Come ti prendo la Roma. L'avanzata di Pallotta

28/12/2011 alle 08:30.

GASPORT (A. CATAPANO) - Il 1°aprile, nei giorni più caldi della cessione della Roma agli americani, Massimo D'Alema fu intercettato alla Buvette di Montecitorio dai cronisti de Il Romanista. «Presidente, è rilassato?», gli chiesero. «No, affatto — rispose alla sua maniera tranchant —. Anzi, sono preoccupato, e lo sarò fino alla firma di Pallotta. È lui l'americano con i soldi. DiBenedetto invece non ce l'ha, è solo il punto di riferimento dei suoi soci». Quasi nove mesi dopo, alle prese con una Roma ogni giorno più pallottiana e aspettando che il super manager si insedi a Trigoria, si può dire che la storia, almeno quella calcistica con la s minuscola, ha dato ragione a Massimo D'Alema.

Scalata Al netto delle voci su presunti dissidi con il socio DiBenedetto, che James Pallotta stia scalando la Roma è innegabile. Lo dimostra il «piccolo colpo di stato» (copyright UniCredit) appena consumato nel consiglio d'amministrazione del club: fuori i due soci vicini al presidente (Ruane e D'Amore), dentro i due manager più fidati di Pallotta, Mark Pannes e Brian Klein. Il primo — che ha ereditato tutte le deleghe in possesso di DiBenedetto, degradato a presidente di rappresentanza — è il suo braccio da anni; il secondo è un compagno di investimenti e, soprattutto, un guru del soccer americano. Non si offendano gli altri, se li definiamo gli unici manager davvero insostituibili della Roma: saranno loro a creare quel «modello di business» che ha in testa Pallotta, «in grado di fornire alla Roma i mezzi per competere ad altissimi livelli». Non a caso si stanno occupando, e ormai da mesi, di marketing, sponsorizzazioni, accordi commerciali e soprattutto nuovo stadio.
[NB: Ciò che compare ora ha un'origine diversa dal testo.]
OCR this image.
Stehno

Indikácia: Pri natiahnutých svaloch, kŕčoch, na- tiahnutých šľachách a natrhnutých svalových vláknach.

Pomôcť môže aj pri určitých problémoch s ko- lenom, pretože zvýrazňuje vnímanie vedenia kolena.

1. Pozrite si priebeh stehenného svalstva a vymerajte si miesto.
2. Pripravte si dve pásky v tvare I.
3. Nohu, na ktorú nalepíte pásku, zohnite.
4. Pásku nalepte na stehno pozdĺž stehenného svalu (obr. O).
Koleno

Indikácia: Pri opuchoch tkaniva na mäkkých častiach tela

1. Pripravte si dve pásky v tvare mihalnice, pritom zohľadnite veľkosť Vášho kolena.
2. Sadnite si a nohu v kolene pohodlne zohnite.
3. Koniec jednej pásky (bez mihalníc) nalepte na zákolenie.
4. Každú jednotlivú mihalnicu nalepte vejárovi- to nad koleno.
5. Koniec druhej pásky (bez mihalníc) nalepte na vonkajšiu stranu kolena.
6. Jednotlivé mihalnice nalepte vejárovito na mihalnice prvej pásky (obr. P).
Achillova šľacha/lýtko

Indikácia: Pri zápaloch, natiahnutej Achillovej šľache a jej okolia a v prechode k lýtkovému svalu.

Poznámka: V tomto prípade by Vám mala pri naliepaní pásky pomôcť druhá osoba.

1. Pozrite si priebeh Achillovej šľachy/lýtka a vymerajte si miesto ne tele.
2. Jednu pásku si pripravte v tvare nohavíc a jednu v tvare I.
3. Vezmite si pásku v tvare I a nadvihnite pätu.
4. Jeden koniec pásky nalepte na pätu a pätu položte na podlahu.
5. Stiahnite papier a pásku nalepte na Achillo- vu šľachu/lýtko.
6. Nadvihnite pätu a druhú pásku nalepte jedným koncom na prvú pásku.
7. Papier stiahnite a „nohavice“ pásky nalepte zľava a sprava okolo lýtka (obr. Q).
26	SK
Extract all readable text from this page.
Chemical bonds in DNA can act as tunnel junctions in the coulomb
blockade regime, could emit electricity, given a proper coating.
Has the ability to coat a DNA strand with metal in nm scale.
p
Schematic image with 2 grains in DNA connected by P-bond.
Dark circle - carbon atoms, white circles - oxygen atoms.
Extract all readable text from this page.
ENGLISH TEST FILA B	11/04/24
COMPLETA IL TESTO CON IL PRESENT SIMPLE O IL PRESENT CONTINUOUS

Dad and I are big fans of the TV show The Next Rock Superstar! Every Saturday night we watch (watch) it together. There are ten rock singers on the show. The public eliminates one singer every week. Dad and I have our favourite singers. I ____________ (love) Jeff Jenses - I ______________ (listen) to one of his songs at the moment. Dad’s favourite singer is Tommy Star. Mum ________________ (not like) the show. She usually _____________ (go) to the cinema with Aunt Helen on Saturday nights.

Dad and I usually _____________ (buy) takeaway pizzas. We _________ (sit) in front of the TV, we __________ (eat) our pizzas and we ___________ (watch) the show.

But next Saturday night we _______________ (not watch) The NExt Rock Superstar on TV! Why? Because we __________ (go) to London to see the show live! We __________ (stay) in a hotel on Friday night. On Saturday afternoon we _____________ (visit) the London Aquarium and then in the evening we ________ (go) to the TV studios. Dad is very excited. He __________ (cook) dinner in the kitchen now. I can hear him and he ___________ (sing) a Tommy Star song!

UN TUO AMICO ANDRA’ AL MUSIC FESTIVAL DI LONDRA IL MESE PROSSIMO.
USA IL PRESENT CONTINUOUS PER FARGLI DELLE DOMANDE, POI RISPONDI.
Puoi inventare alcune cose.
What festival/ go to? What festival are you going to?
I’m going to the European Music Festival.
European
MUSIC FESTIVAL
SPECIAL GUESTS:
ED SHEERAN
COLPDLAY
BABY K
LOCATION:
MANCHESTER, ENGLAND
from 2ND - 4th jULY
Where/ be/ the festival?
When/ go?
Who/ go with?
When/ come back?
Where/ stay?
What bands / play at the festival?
Dissidi In verità non si può negare nemmeno che tra DiBenedetto e Pallotta ci siano state incomprensioni. Sullo stipendio che il primo si sarebbe voluto dare (se lo avrà, sarà molto più basso del milione richiesto), sugli uomini da piazzare nel Cda al posto degli uscenti, sulle quote da versare per l'aumento di capitale, ormai imminente. Pallotta ha vinto su tutta la linea e lo scenario più probabile è che tra un paio di mesi, a ricapitalizzazione completata, si ritroverà in mano una percentuale azionaria più alta degli altri soci. Mentre DiBenedetto, circola anche questa ipotesi, sembrerebbe destinato a defilarsi sempre di più, fino a rinunciare alla carica di presidente.

Come ha fatto? Il consenso per James Pallotta è pressoché unanime dentro la Roma. Praticamente, si sono schierati tutti con l'azionista dei Boston Celtics. Franco Baldini, per dire, ne è rimasto stregato. E UniCredit ha fatto il tifo per lui fin dall'inizio della trattativa: se Pallotta si fosse sfilato dalla cordata, la banca avrebbe fatto saltare la cessione. Oggi Roberto Cappelli, legale di fiducia dell'istituto di credito e vicepresidente della Roma, ricorda: «Cercammo di coinvolgerlo da subito, è un personaggio molto "solido", che abbia deciso di intervenire in prima persona è un bene per tutta la Roma». D'accordo.

A questo punto resta da chiedersi come li abbia conquistati tutti. Basta scorrere la sua biografia. James Pallotta, 53 anni, origini italiane (un mix di sangue reatino, romano, pugliese e campano), una grande passione per il basket (ha una quota dei Celtics), soprattutto uno straordinario fiuto per gli investimenti. Nel 2009, il suo fondo, la Raptor Global, gestiva 12 miliardi di dollari e rendeva il 19,5% dell'investimento. Quando arrivò la crisi, Pallotta chiuse bottega e restituì i soldi a tutti. Non aveva ancora finito di leccarsi le ferite che ne aveva già aperto un altro, la Raptor Evolution, con uguali risultati. C'è bisogno di aggiungere altro? I romanisti lo aspettano all'Olimpico, l'8 gennaio.